The cabinet approved the initial appropriations for the upcoming overall budget — 8.5 trillion Syrian pounds, compared to the 4 trillion Syrian pounds in the 2020 budget — claiming to work on rerouting and controlling public spending in a way that ensures the optimal use of available resources while activating production.
According to the cabinet’s statement, appropriations going towards social support amounted to 3.5 trillion Syrian pounds split between subsidizing flour, oil derivatives, the National Social Aid Fund and the Agricultural Production Support Fund, excluding the support provided to the electrical sector. A reserve fund was allocated to investments that aim to mitigate any changes in the various sectors, according to the council’s page.
In the context of making promises, Arnous said that, “the state will not give up priority social support nor support for agricultural and industrial production and small and medium enterprises,” reiterating the regime’s narrative about what it claimed was a plan to return those who were displaced due to terrorism to their regions and to achieve social stability in those areas.
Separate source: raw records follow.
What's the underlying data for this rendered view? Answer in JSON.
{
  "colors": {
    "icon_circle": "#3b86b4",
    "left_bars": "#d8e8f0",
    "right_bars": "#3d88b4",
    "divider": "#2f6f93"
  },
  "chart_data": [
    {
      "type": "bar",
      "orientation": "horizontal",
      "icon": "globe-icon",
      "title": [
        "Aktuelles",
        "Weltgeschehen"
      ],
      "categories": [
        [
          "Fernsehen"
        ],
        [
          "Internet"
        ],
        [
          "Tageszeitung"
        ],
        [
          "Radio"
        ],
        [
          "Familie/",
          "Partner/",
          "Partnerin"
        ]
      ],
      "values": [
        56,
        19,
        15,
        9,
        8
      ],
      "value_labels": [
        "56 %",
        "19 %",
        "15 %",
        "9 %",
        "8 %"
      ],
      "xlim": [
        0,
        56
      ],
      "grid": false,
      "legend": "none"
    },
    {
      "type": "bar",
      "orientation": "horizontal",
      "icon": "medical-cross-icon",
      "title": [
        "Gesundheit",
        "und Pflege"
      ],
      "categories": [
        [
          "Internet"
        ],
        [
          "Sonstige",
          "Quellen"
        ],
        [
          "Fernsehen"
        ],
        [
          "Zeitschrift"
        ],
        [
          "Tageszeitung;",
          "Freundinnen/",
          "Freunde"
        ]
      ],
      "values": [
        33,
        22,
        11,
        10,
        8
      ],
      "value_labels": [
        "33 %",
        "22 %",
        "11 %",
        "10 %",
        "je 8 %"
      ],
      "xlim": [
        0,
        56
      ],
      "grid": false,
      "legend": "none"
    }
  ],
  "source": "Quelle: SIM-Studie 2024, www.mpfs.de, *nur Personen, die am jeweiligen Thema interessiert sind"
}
Arnous claimed that he worked to delineate the role of each ministry when it comes to spending in line with development plans based on the national, production and service levels, which would positively affect citizens’ purchasing power and would improve the standard of living, as he put it.
The recent budget shows a clear financial deficit, as the agreed-upon amount is 8.5 trillion Syrian pounds — currently estimated at less than 7 billion dollars according to the official exchange rate imposed by the regime — while the 2020 budget was estimated at 4 trillion billion Syrian pounds — which was equivalent to more than 9 billion dollars according to the Central Bank’s exchange rate at the time.
Pro-regime newspaper, Al-Watan, wrote that the total internal public debt in Syria has reached 645 billion Syrian pounds, equivalent to more than 500 million dollars, since the beginning of this year, and that the regime may increase taxes and fees it imposes on citizens to be able to pay off internal debts.
According to the newspaper, the debt is equivalent to about 11.6 percent of the total appropriations of the state budget for the current year, amounting to 4 trillion Syrian pounds, and is equivalent to about 32 percent of the total budget deficit, estimated at 1.455 trillion Syrian pounds.
This article was translated and edited by The Syrian Observer. The Syrian Observer has not verified the content of this story. Responsibility for the information and views set out in this article lies entirely with the author.